CENTRAL banks are very good at damaging economies but much less so at mending them. Usually, the best thing that monetary policy can achieve is neutrality: to allow the private sector to conduct its business while enjoying monetary stability.
Occasionally, that might require injecting vast amounts of cash into the economy, especially if the money supply would otherwise be collapsing, perhaps because of a bank crisis. A sudden reduction in the amount of money in circulation usually has a catastrophic impact, triggering a recession and putting downwards pressure on prices and wages.
But it is always time to panic when a central bank ceases to see itself as neutral enabler of the private sector – seeking to ensure that the supply and demand for money balance at an interest rate that reflects the underlying economy (in itself an impossibly tough mission) – and instead begins to act as a deus ex machina, an activist that believes it can create perpetual growth by micromanaging and relentlessly intervening.
Some, but not all, of the criticism of the ECB is deserved. Crucially, it is far more aware of its inherent limitations, economic as well as political, than either the Fed or the Bank of England – and many of its critics suffer from a hubristic view of what monetary policy can actually achieve.

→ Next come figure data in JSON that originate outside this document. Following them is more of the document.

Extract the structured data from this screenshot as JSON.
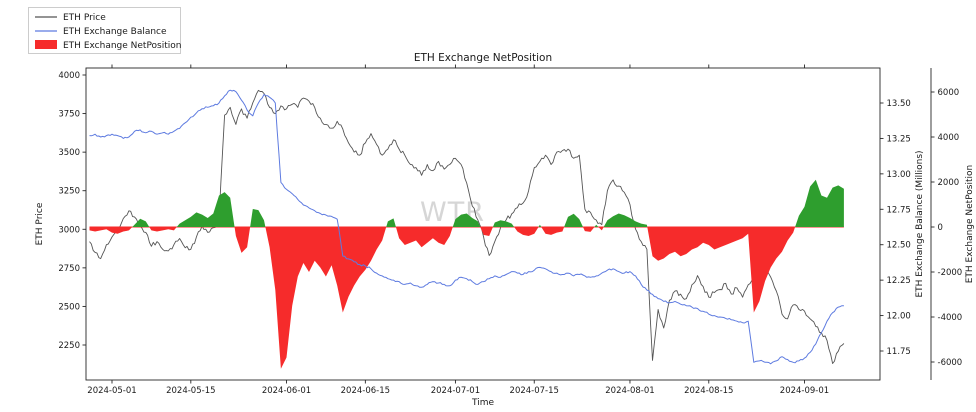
{
  "title": "ETH Exchange NetPosition",
  "watermark": "WTR",
  "legend": {
    "items": [
      {
        "label": "ETH Price",
        "marker": "line",
        "color": "#555555"
      },
      {
        "label": "ETH Exchange Balance",
        "marker": "line",
        "color": "#5e7be0"
      },
      {
        "label": "ETH Exchange NetPosition",
        "marker": "patch",
        "color": "#f62b2b"
      }
    ]
  },
  "axes": {
    "x": {
      "label": "Time",
      "tick_labels": [
        "2024-05-01",
        "2024-05-15",
        "2024-06-01",
        "2024-06-15",
        "2024-07-01",
        "2024-07-15",
        "2024-08-01",
        "2024-08-15",
        "2024-09-01"
      ]
    },
    "y_left": {
      "label": "ETH Price",
      "tick_labels": [
        "2250",
        "2500",
        "2750",
        "3000",
        "3250",
        "3500",
        "3750",
        "4000"
      ]
    },
    "y_right_balance": {
      "label": "ETH Exchange Balance (Millions)",
      "tick_labels": [
        "11.75",
        "12.00",
        "12.25",
        "12.50",
        "12.75",
        "13.00",
        "13.25",
        "13.50"
      ]
    },
    "y_right_netpos": {
      "label": "ETH Exchange NetPosition",
      "tick_labels": [
        "-6000",
        "-4000",
        "-2000",
        "0",
        "2000",
        "4000",
        "6000"
      ]
    }
  },
  "chart_data": {
    "type": "line",
    "title": "ETH Exchange NetPosition",
    "legend_position": "upper-left-outside",
    "grid": false,
    "x_axis": {
      "label": "Time",
      "start_date": "2024-04-27",
      "step_days": 1,
      "tick_labels": [
        "2024-05-01",
        "2024-05-15",
        "2024-06-01",
        "2024-06-15",
        "2024-07-01",
        "2024-07-15",
        "2024-08-01",
        "2024-08-15",
        "2024-09-01"
      ]
    },
    "axes_ranges": {
      "price": {
        "min": 2250,
        "max": 4000,
        "ticks": [
          2250,
          2500,
          2750,
          3000,
          3250,
          3500,
          3750,
          4000
        ]
      },
      "balance": {
        "min": 11.75,
        "max": 13.5,
        "ticks": [
          11.75,
          12.0,
          12.25,
          12.5,
          12.75,
          13.0,
          13.25,
          13.5
        ]
      },
      "netposition": {
        "min": -6000,
        "max": 6000,
        "ticks": [
          -6000,
          -4000,
          -2000,
          0,
          2000,
          4000,
          6000
        ]
      }
    },
    "series": [
      {
        "name": "ETH Price",
        "style": "line",
        "color": "#555555",
        "axis": "price",
        "values": [
          2920,
          2850,
          2810,
          2900,
          2950,
          3000,
          3070,
          3120,
          3080,
          3020,
          2980,
          2890,
          2920,
          2870,
          2860,
          2900,
          2940,
          2880,
          2870,
          2950,
          3020,
          2980,
          3010,
          3060,
          3740,
          3790,
          3680,
          3780,
          3720,
          3820,
          3900,
          3880,
          3790,
          3750,
          3800,
          3780,
          3810,
          3790,
          3850,
          3830,
          3790,
          3720,
          3680,
          3655,
          3700,
          3650,
          3560,
          3500,
          3480,
          3560,
          3620,
          3550,
          3480,
          3520,
          3580,
          3520,
          3480,
          3420,
          3400,
          3350,
          3420,
          3380,
          3440,
          3390,
          3420,
          3460,
          3420,
          3300,
          3150,
          3060,
          2950,
          2830,
          2920,
          3010,
          3060,
          3100,
          3140,
          3170,
          3250,
          3400,
          3440,
          3480,
          3420,
          3500,
          3510,
          3520,
          3460,
          3480,
          3130,
          3110,
          3060,
          3030,
          3250,
          3320,
          3280,
          3240,
          3160,
          3000,
          2920,
          2870,
          2150,
          2480,
          2360,
          2540,
          2600,
          2580,
          2550,
          2640,
          2700,
          2630,
          2560,
          2590,
          2610,
          2650,
          2580,
          2620,
          2560,
          2640,
          2700,
          2740,
          2750,
          2690,
          2600,
          2450,
          2420,
          2510,
          2480,
          2470,
          2420,
          2370,
          2330,
          2280,
          2130,
          2210,
          2260
        ]
      },
      {
        "name": "ETH Exchange Balance",
        "style": "line",
        "color": "#5e7be0",
        "axis": "balance",
        "values": [
          13.27,
          13.28,
          13.26,
          13.27,
          13.28,
          13.27,
          13.25,
          13.26,
          13.3,
          13.31,
          13.29,
          13.3,
          13.28,
          13.29,
          13.28,
          13.3,
          13.32,
          13.36,
          13.4,
          13.43,
          13.46,
          13.47,
          13.48,
          13.5,
          13.55,
          13.59,
          13.58,
          13.52,
          13.45,
          13.41,
          13.5,
          13.56,
          13.54,
          13.5,
          12.94,
          12.89,
          12.86,
          12.82,
          12.78,
          12.76,
          12.74,
          12.72,
          12.71,
          12.7,
          12.68,
          12.42,
          12.4,
          12.38,
          12.36,
          12.35,
          12.33,
          12.3,
          12.28,
          12.26,
          12.25,
          12.24,
          12.22,
          12.23,
          12.21,
          12.2,
          12.22,
          12.24,
          12.23,
          12.22,
          12.21,
          12.25,
          12.27,
          12.26,
          12.24,
          12.22,
          12.24,
          12.26,
          12.28,
          12.27,
          12.29,
          12.31,
          12.3,
          12.29,
          12.31,
          12.32,
          12.34,
          12.33,
          12.31,
          12.3,
          12.29,
          12.3,
          12.28,
          12.29,
          12.28,
          12.27,
          12.28,
          12.3,
          12.32,
          12.33,
          12.31,
          12.3,
          12.31,
          12.28,
          12.22,
          12.18,
          12.15,
          12.12,
          12.1,
          12.09,
          12.1,
          12.08,
          12.07,
          12.06,
          12.05,
          12.03,
          12.01,
          12.0,
          11.99,
          11.98,
          11.97,
          11.96,
          11.95,
          11.96,
          11.67,
          11.68,
          11.67,
          11.66,
          11.68,
          11.71,
          11.69,
          11.67,
          11.68,
          11.7,
          11.74,
          11.8,
          11.88,
          11.96,
          12.02,
          12.06,
          12.07
        ]
      },
      {
        "name": "ETH Exchange NetPosition",
        "style": "area",
        "axis": "netposition",
        "colors": {
          "positive": "#2e9e2e",
          "negative": "#f62b2b"
        },
        "values": [
          -150,
          -200,
          -150,
          -100,
          -250,
          -300,
          -200,
          -150,
          100,
          370,
          250,
          -150,
          -200,
          -150,
          -100,
          -150,
          150,
          300,
          450,
          650,
          550,
          400,
          600,
          1400,
          1550,
          1300,
          -400,
          -1150,
          -900,
          800,
          750,
          300,
          -900,
          -2800,
          -6300,
          -5800,
          -3500,
          -2200,
          -1600,
          -2000,
          -1500,
          -1800,
          -2200,
          -1700,
          -2600,
          -3800,
          -3100,
          -2600,
          -2200,
          -1900,
          -1500,
          -1000,
          -600,
          250,
          380,
          -500,
          -800,
          -700,
          -600,
          -900,
          -700,
          -500,
          -700,
          -800,
          -400,
          350,
          550,
          600,
          400,
          250,
          -350,
          -400,
          200,
          300,
          250,
          150,
          -200,
          -350,
          -400,
          -300,
          100,
          -300,
          -350,
          -250,
          -200,
          450,
          590,
          350,
          -180,
          -220,
          100,
          -150,
          300,
          480,
          600,
          520,
          400,
          250,
          150,
          100,
          -1300,
          -1500,
          -1400,
          -1200,
          -1100,
          -1300,
          -1200,
          -1000,
          -900,
          -700,
          -800,
          -1000,
          -900,
          -800,
          -700,
          -600,
          -500,
          -300,
          -3800,
          -3300,
          -2400,
          -1800,
          -1400,
          -1100,
          -600,
          -250,
          500,
          900,
          1800,
          2100,
          1400,
          1300,
          1750,
          1850,
          1700
        ]
      }
    ]
  }
}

The ECB’s greatest failure is that nominal GDP (changes in real GDP, and inflation) in the Eurozone is now barely increasing, confirming that the region faces a real slump.
That said, cutting the ECB’s main rate from 0.75 per cent to 0.5 per cent will make no discernible difference. Such changes are trivial at the best of times – though always damage savers – and have become useless in current conditions. Consumer price inflation was an exceptionally low 1.2 per cent in April; the Eurozone doesn’t suffer from the UK’s problem, which is excessively high inflation. So the cut can easily be justified on the basis that real rates have actually been going up, not down – in fact, the 0.25 per cent rate cut didn’t even cancel out the 0.5 percentage point fall in inflation (and thus rise in real rates) between March and April.
The Eurozone remains in an extraordinarily deep crisis, caused by a multitude of factors, and none of the other measures announced yesterday will make a blind bit of difference. The Bank left the deposit rate at zero; as Capital Economics argues, it feared that a reduction into negative territory could cause banks to increase their own lending rates to maintain profitability. The ECB will continue to provide three-month loans at a fixed rate for another year at least; but given that this has been happening since October 2008, it is a meaningless measure.
The problems facing the Eurozone are exceptionally large. They include mad fiscal policies, with many countries facing excessively large debts; appalling supply-side policies, with far too little competition and far too inflexible wages; excessively high tax rates; bloated governments and welfare states; the euro itself, and its one-size fits all monetary policy which, when combined with the inability of rigid labour markets to adjust, was always going to be a recipe for disaster; a broken banking system, partly as a result of the previous factors; and a region riven by imbalances. There has been some progress in some economies with unit labour costs coming back into line, but France, Italy and Spain are in real trouble, as are Greece and Portugal.
The ECB is partly responsible for the Eurozone’s nightmare but just about every other country and bureaucracy in Europe is equally to blame.